When the voice of my neighbours' rooster rings out in the pitch-black darkness and I have to sink my feet into thick fog slippers when I get out of bed, I open my mouth wide to fill it with three months of sunshine and foreign sweat. Mrs. Pattison, Mr. Zucchini and little Pumpkin - jump, all of you, into the oven's mouth! Feed my growling belly, lest it wake the wolves, lure the bears, and eat me!

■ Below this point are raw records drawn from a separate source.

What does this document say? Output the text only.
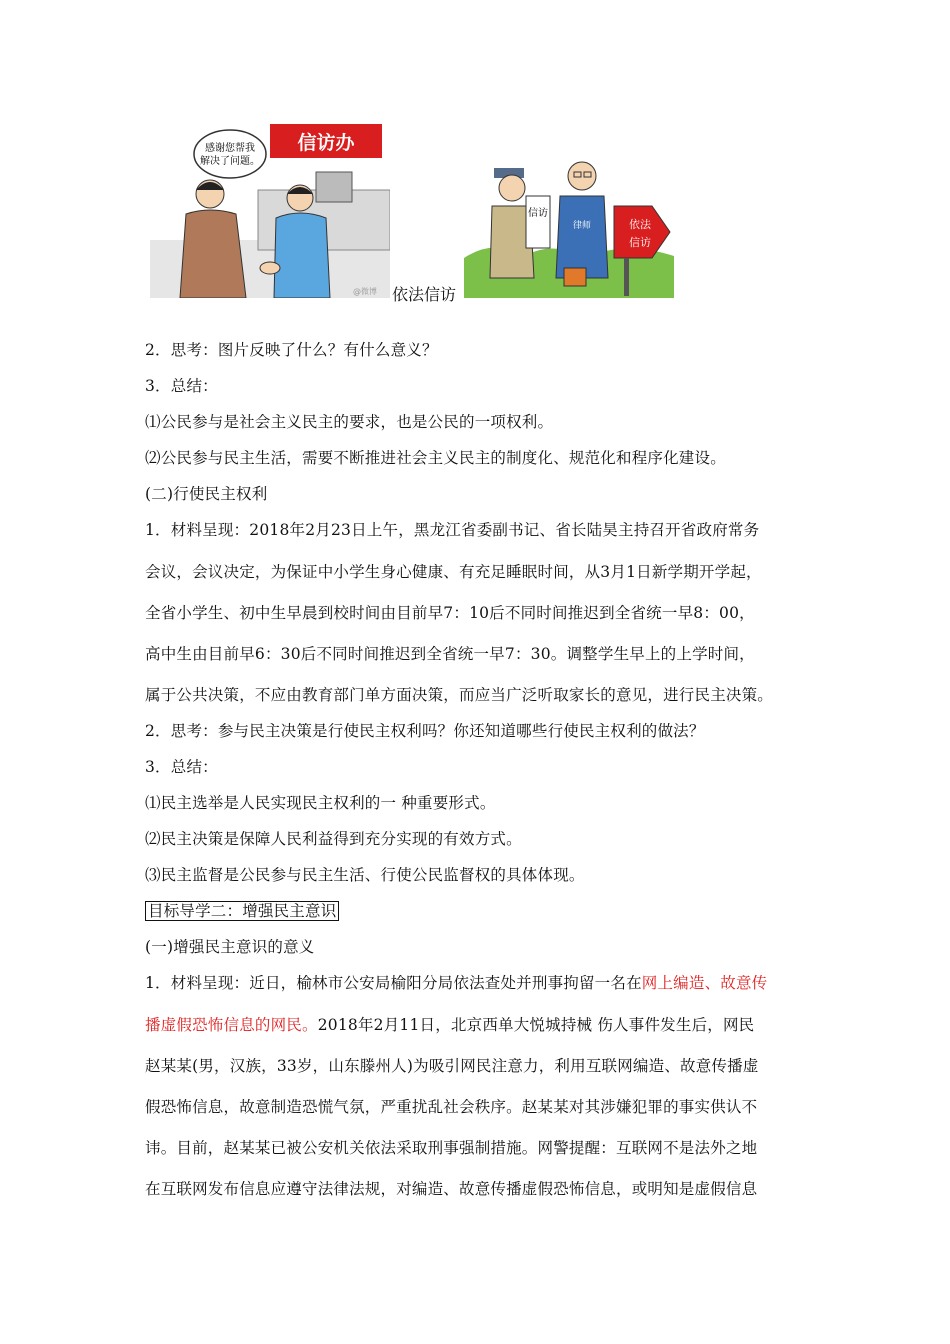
信访办
感谢您帮我
解决了问题。
@微博 依法信访
信访
律师	依法
信访
2．思考：图片反映了什么？有什么意义？
3．总结：
⑴公民参与是社会主义民主的要求，也是公民的一项权利。
⑵公民参与民主生活，需要不断推进社会主义民主的制度化、规范化和程序化建设。
(二)行使民主权利
1．材料呈现：2018年2月23日上午，黑龙江省委副书记、省长陆昊主持召开省政府常务
会议，会议决定，为保证中小学生身心健康、有充足睡眠时间，从3月1日新学期开学起，
全省小学生、初中生早晨到校时间由目前早7：10后不同时间推迟到全省统一早8：00，
高中生由目前早6：30后不同时间推迟到全省统一早7：30。调整学生早上的上学时间，
属于公共决策，不应由教育部门单方面决策，而应当广泛听取家长的意见，进行民主决策。
2．思考：参与民主决策是行使民主权利吗？你还知道哪些行使民主权利的做法？
3．总结：
⑴民主选举是人民实现民主权利的一 种重要形式。
⑵民主决策是保障人民利益得到充分实现的有效方式。
⑶民主监督是公民参与民主生活、行使公民监督权的具体体现。
目标导学二：增强民主意识
(一)增强民主意识的意义
1．材料呈现：近日，榆林市公安局榆阳分局依法查处并刑事拘留一名在网上编造、故意传
播虚假恐怖信息的网民。2018年2月11日，北京西单大悦城持械 伤人事件发生后，网民
赵某某(男，汉族，33岁，山东滕州人)为吸引网民注意力，利用互联网编造、故意传播虚
假恐怖信息，故意制造恐慌气氛，严重扰乱社会秩序。赵某某对其涉嫌犯罪的事实供认不
讳。目前，赵某某已被公安机关依法采取刑事强制措施。网警提醒：互联网不是法外之地
在互联网发布信息应遵守法律法规，对编造、故意传播虚假恐怖信息，或明知是虚假信息
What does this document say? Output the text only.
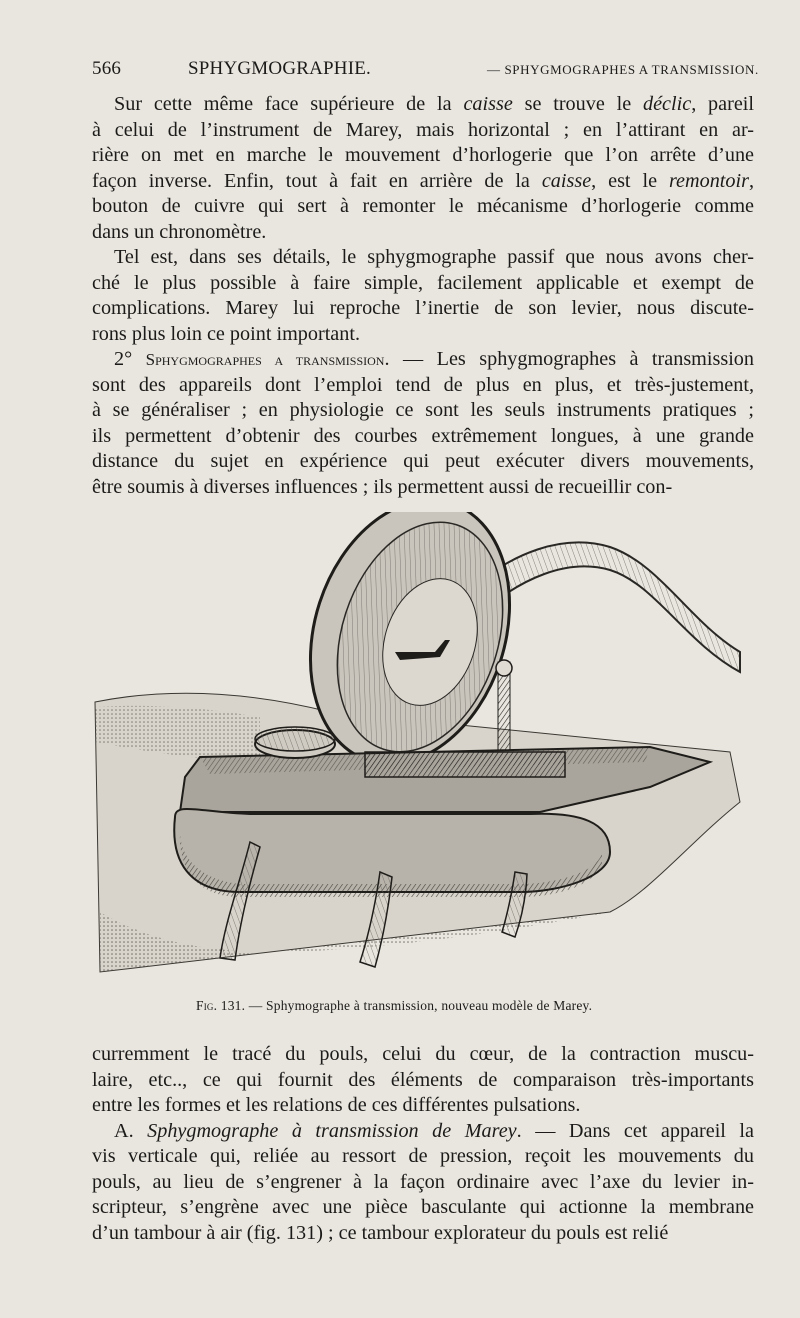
566	SPHYGMOGRAPHIE.	— SPHYGMOGRAPHES A TRANSMISSION.
Sur cette même face supérieure de la caisse se trouve le déclic, pareil
à celui de l’instrument de Marey, mais horizontal ; en l’attirant en ar-
rière on met en marche le mouvement d’horlogerie que l’on arrête d’une
façon inverse. Enfin, tout à fait en arrière de la caisse, est le remontoir,
bouton de cuivre qui sert à remonter le mécanisme d’horlogerie comme
dans un chronomètre.
Tel est, dans ses détails, le sphygmographe passif que nous avons cher-
ché le plus possible à faire simple, facilement applicable et exempt de
complications. Marey lui reproche l’inertie de son levier, nous discute-
rons plus loin ce point important.
2° Sphygmographes a transmission. — Les sphygmographes à transmission
sont des appareils dont l’emploi tend de plus en plus, et très-justement,
à se généraliser ; en physiologie ce sont les seuls instruments pratiques ;
ils permettent d’obtenir des courbes extrêmement longues, à une grande
distance du sujet en expérience qui peut exécuter divers mouvements,
être soumis à diverses influences ; ils permettent aussi de recueillir con-
Fig. 131. — Sphymographe à transmission, nouveau modèle de Marey.
curremment le tracé du pouls, celui du cœur, de la contraction muscu-
laire, etc.., ce qui fournit des éléments de comparaison très-importants
entre les formes et les relations de ces différentes pulsations.
A. Sphygmographe à transmission de Marey. — Dans cet appareil la
vis verticale qui, reliée au ressort de pression, reçoit les mouvements du
pouls, au lieu de s’engrener à la façon ordinaire avec l’axe du levier in-
scripteur, s’engrène avec une pièce basculante qui actionne la membrane
d’un tambour à air (fig. 131) ; ce tambour explorateur du pouls est relié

Someone's love is jumping into their lap - windowsills full of light courgette bodies, cupboards full of round pumpkins. Happy are the people who have country folk! Maybe when the shelves at home are bursting with autumn bounty, when the numbers on the lids of the cake jars in the cellar reach back into the distant past, when the potatoes have sprouted long octopus tentacles and the cabbage barrel is roaring in the corner, bigger than myself, then one can feel the satiety. Still, I have no cellar and an insatiable appetite drives me to stuff my mouth with a pretzel with a pumpkin with a fish with a parrot with a shoe with a dog with a sheepskin coat with the latest electrical appliance. While I stuff my giant mouth into the corner, someone equally hungry shouts with an empty mouth. When they eat, I'll grill my horns against the wall and scream.
Put a crown of crows on my head, burn me in hot flames - may the harvest be good to the lords, may the hunger depart!